Bees play a critical role in our food production system as pollinators. Because of this they are considered a "keystone species," a species which many other species in an ecosystem rely on. According to the Food and Agriculture Organization of the United Nations (FAO), 75% of all crops that produce fruit or seeds for human consumption depend, at least in part, on pollinators—most commonly, bees. In 2006, scientists observed a major decline in bee populations, attributed in part to Colony Collapse Disorder, a phenomena where worker honeybees abandon their colonies in large numbers, attributed to stressors like pests, diseases, pesticides, and the effects of climate change such as nutritional deficits and habitat loss. The prime objective with regards to bees is conservation, which has been successful in recent years--no incidents of CCD have been reported in several years, and currently bees are not at risk of extinction. However given the recent concern, and the central role bees play in food production, scientists have begun seeking out ways to assist pollinators in their mission.

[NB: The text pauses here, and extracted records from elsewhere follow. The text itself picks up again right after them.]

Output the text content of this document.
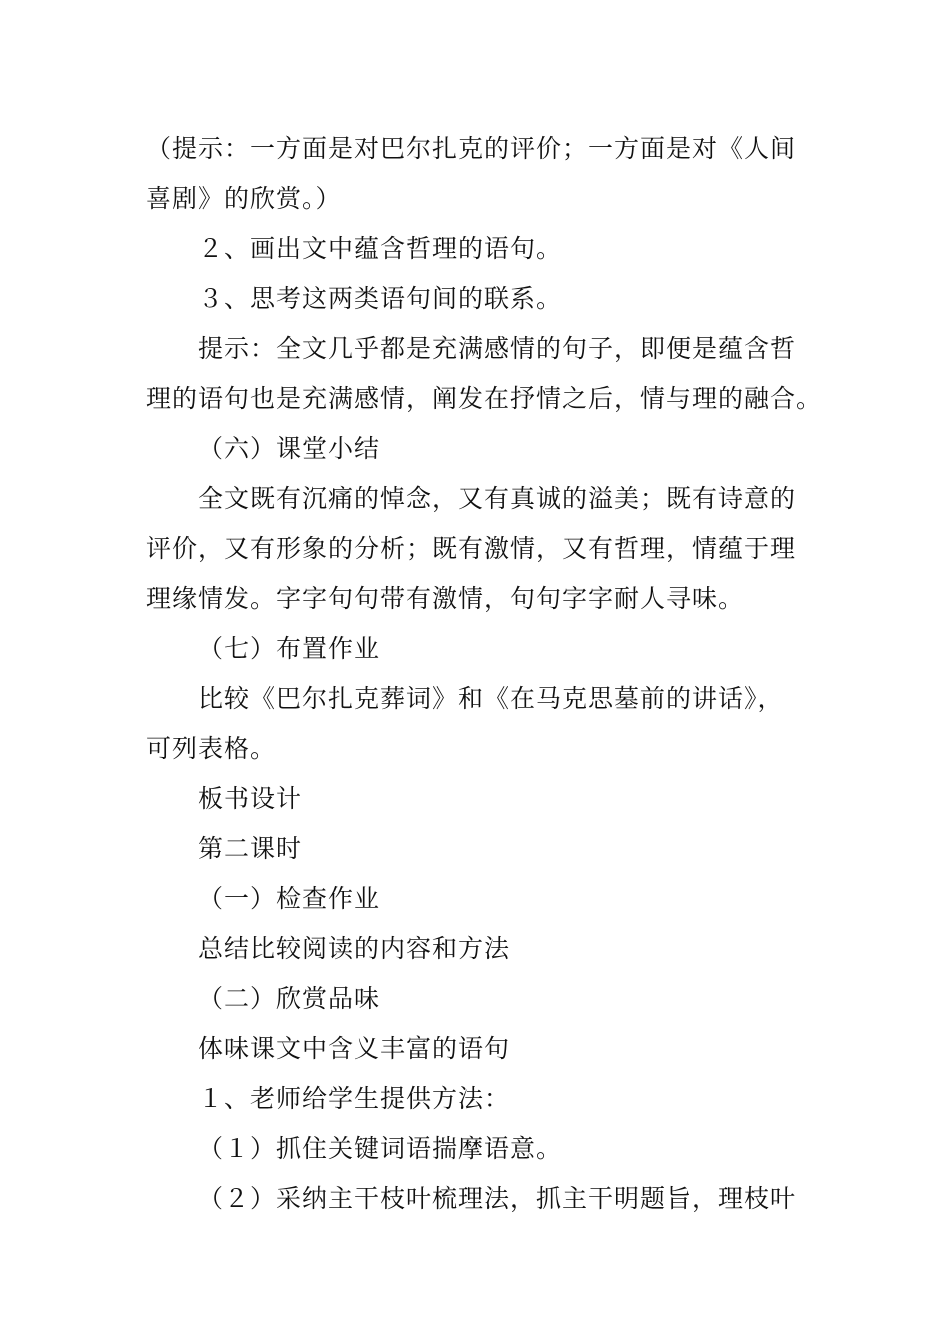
（提示：一方面是对巴尔扎克的评价；一方面是对《人间
喜剧》的欣赏。）
２、画出文中蕴含哲理的语句。
３、思考这两类语句间的联系。
提示：全文几乎都是充满感情的句子，即便是蕴含哲
理的语句也是充满感情，阐发在抒情之后，情与理的融合。
（六）课堂小结
全文既有沉痛的悼念，又有真诚的溢美；既有诗意的
评价，又有形象的分析；既有激情，又有哲理，情蕴于理
理缘情发。字字句句带有激情，句句字字耐人寻味。
（七）布置作业
比较《巴尔扎克葬词》和《在马克思墓前的讲话》，
可列表格。
板书设计
第二课时
（一）检查作业
总结比较阅读的内容和方法
（二）欣赏品味
体味课文中含义丰富的语句
１、老师给学生提供方法：
（１）抓住关键词语揣摩语意。
（２）采纳主干枝叶梳理法，抓主干明题旨，理枝叶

In 2017 Eijiro Miyako, a chemist at the Japan Advanced Institute of Science and Technology, adapted a 1.5 inch toy drone into one that could pollinate flowers. The first iteration, glued with horse hair that would have collected and deposited pollen, failed—the pollen delivery required the drone to get close enough that its propellers damaged the flowers. Miyako developed a second ultimately successful iteration while playing with his son in the park. Upon seeing a toy bubble-gun dispense a stream of bubbles, Miyako realized that a similar device might allow gentler delivery of pollen to the flowers. After some trial and error, Miyako and his colleagues devised the best solution and procedure, and successfully pollinated flowers in three trees. Their method was more successful than other forms of manual pollination, requiring a fraction of the pollen. The team's further experiments have involved adapting the bubble sprayer to aerial drones, which were eventually able to hit 90% of the flowers with pollen bubbles.
While the pollinating drone is still in its early stages, Miyako and his team are continuing to improve the already promising technology. Future drones may even be able to identify flowers for better targeting of the pollen. The team is also working on a soap solution that is biodegradable. While the technology can't replace bees and other natural pollinators outright, pollinating drones are a promising example of ways humans can contribute to the efforts of natural pollinators in addition to conservation efforts.